Bihar’s Buxar district shares its border with the Ghazipur area of the neighboring state of Uttar Pradesh. The River Ganges, which starts from the Himalayas, crisscrosses through Uttar Pradesh before entering Bihar, flowing into Bengal and eventually merging with the Bay of Bengal.
Locals, however, dispute the district administration’s claims that the bodies came from the neighboring state.
“The fact remains that the water in the river Ganges is shallow these days, and at many places between Uttar Pradesh and Bihar, the river is dry. How can the bodies come from the other state?” Kapindra Kishore, a Buxar-based journalist, told Arab News.
“The villagers are claiming over 100 bodies were floating, and they say that many deaths are taking place in the rural areas that are not being reported,” he added.
On Tuesday, India registered more than 330,000 cases and 3,700 deaths, slightly lower than Monday.
Out of the total tally, Bihar reported over 10,000 cases and 75 deaths.
Some, however, allege that the data is being underreported.
“There is a community transfer of the virus this time, and many are dying in villages without adequate medical supply. You will never get the actual data because people are dying at home without going to the hospital,” Ajit Kumar Singh, a local legislator from the Dumraon area of the Buxar district, told Arab News.
“If earlier 15 to 20 bodies were being cremated per day in the district crematorium, now at least 100 are being burnt every day,” he explained, adding that many locals cannot afford the expensive wood necessary for the funeral pyres.
“Just like COVID-19 medicines are being sold in the black market these days, so too the wood for cremation is being supplied at a higher rate,” he said.
“Poor people who can’t afford wood at higher rates throw the dead bodies into the river in a half-burnt state. This is the reality today,” he added.
According to official data, the Buxar district has registered 78 deaths so far in the second wave of COVID-19.
Doctors say the number is much higher than reported.
“The situation is really grim in Buxar and adjoining areas, and the discovery of the bodies at Chausa shows how bad we are placed,” Dr. Mahendra Prasad, a Buxar-based doctor and district president of the Indian Medical Association, told Arab News.
“Not even cities are prepared to handle the crisis, much less villages. People are dying in rural areas in large numbers, which are not reflected in the official data,” he added.
There are about 100 beds in hospitals across Buxar, which has a population of more than 1.7 million.
“The administration was not ready to handle the situation. Now they are working on it, but whether it will be adequate is difficult to say. We are dependent on God’s mercy,” Prasad said.
One of the worst-affected villages in the district is Dharahara, which reported 15 deaths in the past week.

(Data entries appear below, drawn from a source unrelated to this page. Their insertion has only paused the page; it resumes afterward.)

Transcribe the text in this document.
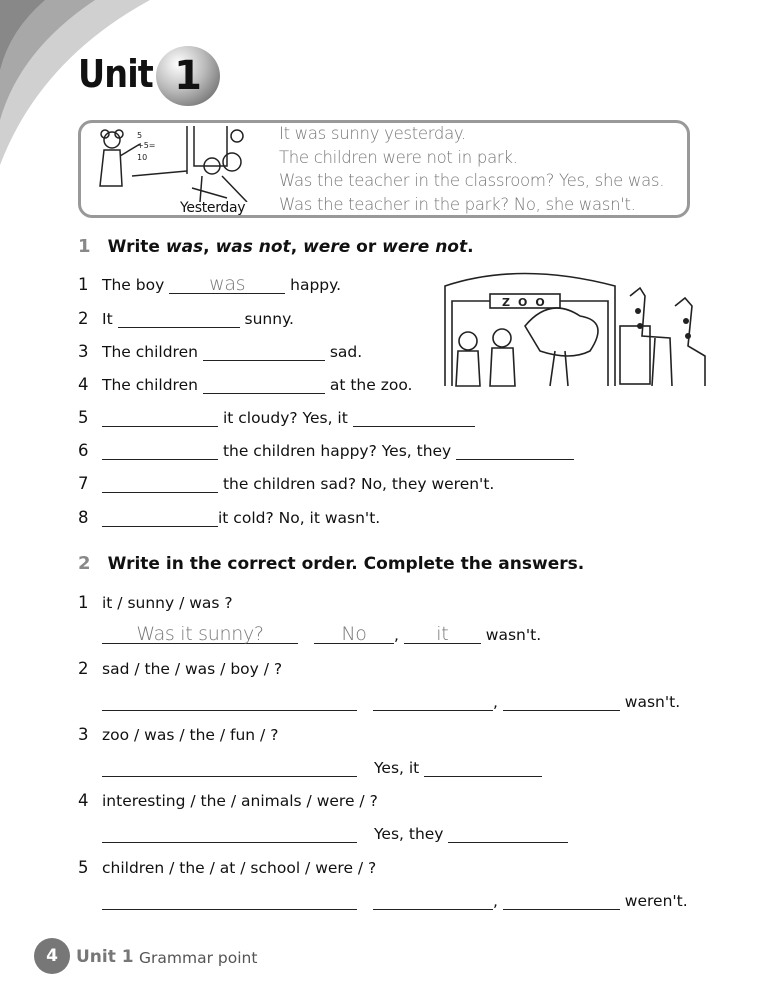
Unit 1
5
+5=
10
Yesterday
It was sunny yesterday.
The children were not in park.
Was the teacher in the classroom? Yes, she was.
Was the teacher in the park? No, she wasn't.
1 Write was, was not, were or were not.
1 The boy
	was
	happy.
2 It

	sunny.
3 The children

	sad.
4 The children

	at the zoo.
5
	it cloudy? Yes, it

6
	the children happy? Yes, they

7
	the children sad? No, they weren't.
8	it cold? No, it wasn't.
ZOO
2 Write in the correct order. Complete the answers.
1 it / sunny / was ?
Was it sunny?	No	,	it
	wasn't.
2 sad / the / was / boy / ?
,
	wasn't.
3 zoo / was / the / fun / ?
Yes, it

4 interesting / the / animals / were / ?
Yes, they

5 children / the / at / school / were / ?
,
	weren't.
4	Unit 1 Grammar point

“In every village, there are more than 20 people who are COVID-19-positive, and in my village itself, in just over one week, some 15 people have lost their lives,” Rama Shankar, a Dharhara-based student activist, told Arab News.

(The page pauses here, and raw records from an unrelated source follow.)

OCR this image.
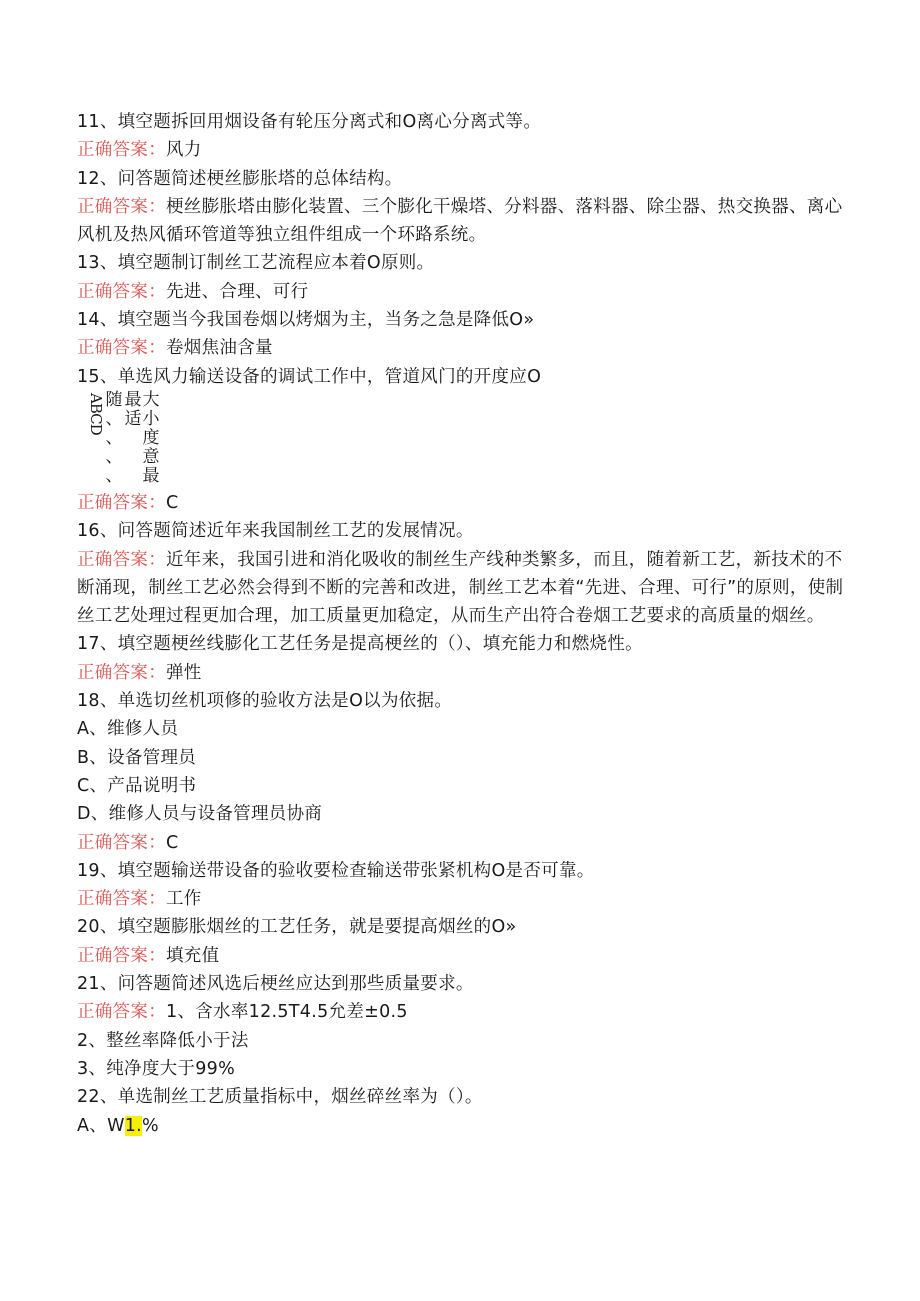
11、填空题拆回用烟设备有轮压分离式和O离心分离式等。
正确答案：风力
12、问答题简述梗丝膨胀塔的总体结构。
正确答案：梗丝膨胀塔由膨化装置、三个膨化干燥塔、分料器、落料器、除尘器、热交换器、离心风机及热风循环管道等独立组件组成一个环路系统。
13、填空题制订制丝工艺流程应本着O原则。
正确答案：先进、合理、可行
14、填空题当今我国卷烟以烤烟为主，当务之急是降低O»
正确答案：卷烟焦油含量
15、单选风力输送设备的调试工作中，管道风门的开度应O
ABCD 随
、
、
、
、
最
适
大
小
度
意
最
正确答案：C
16、问答题简述近年来我国制丝工艺的发展情况。
正确答案：近年来，我国引进和消化吸收的制丝生产线种类繁多，而且，随着新工艺，新技术的不断涌现，制丝工艺必然会得到不断的完善和改进，制丝工艺本着“先进、合理、可行”的原则，使制丝工艺处理过程更加合理，加工质量更加稳定，从而生产出符合卷烟工艺要求的高质量的烟丝。
17、填空题梗丝线膨化工艺任务是提高梗丝的（）、填充能力和燃烧性。
正确答案：弹性
18、单选切丝机项修的验收方法是O以为依据。
A、维修人员
B、设备管理员
C、产品说明书
D、维修人员与设备管理员协商
正确答案：C
19、填空题输送带设备的验收要检查输送带张紧机构O是否可靠。
正确答案：工作
20、填空题膨胀烟丝的工艺任务，就是要提高烟丝的O»
正确答案：填充值
21、问答题简述风选后梗丝应达到那些质量要求。
正确答案：1、含水率12.5T4.5允差±0.5
2、整丝率降低小于法
3、纯净度大于99%
22、单选制丝工艺质量指标中，烟丝碎丝率为（）。
A、W1.%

“The government has failed us completely. People are dying due to a shortage of oxygen, a lack of beds in hospitals and the complete negligence of the health sector,” Shankar said, adding that “essential medicine like Remdesivir, which should normally be available for no more than $50, costs $500 in the black market.”
He said that “the virus has spread into the community, but the government is not doing mass testing to break the chain of infection. We are suffering because the government has failed us.”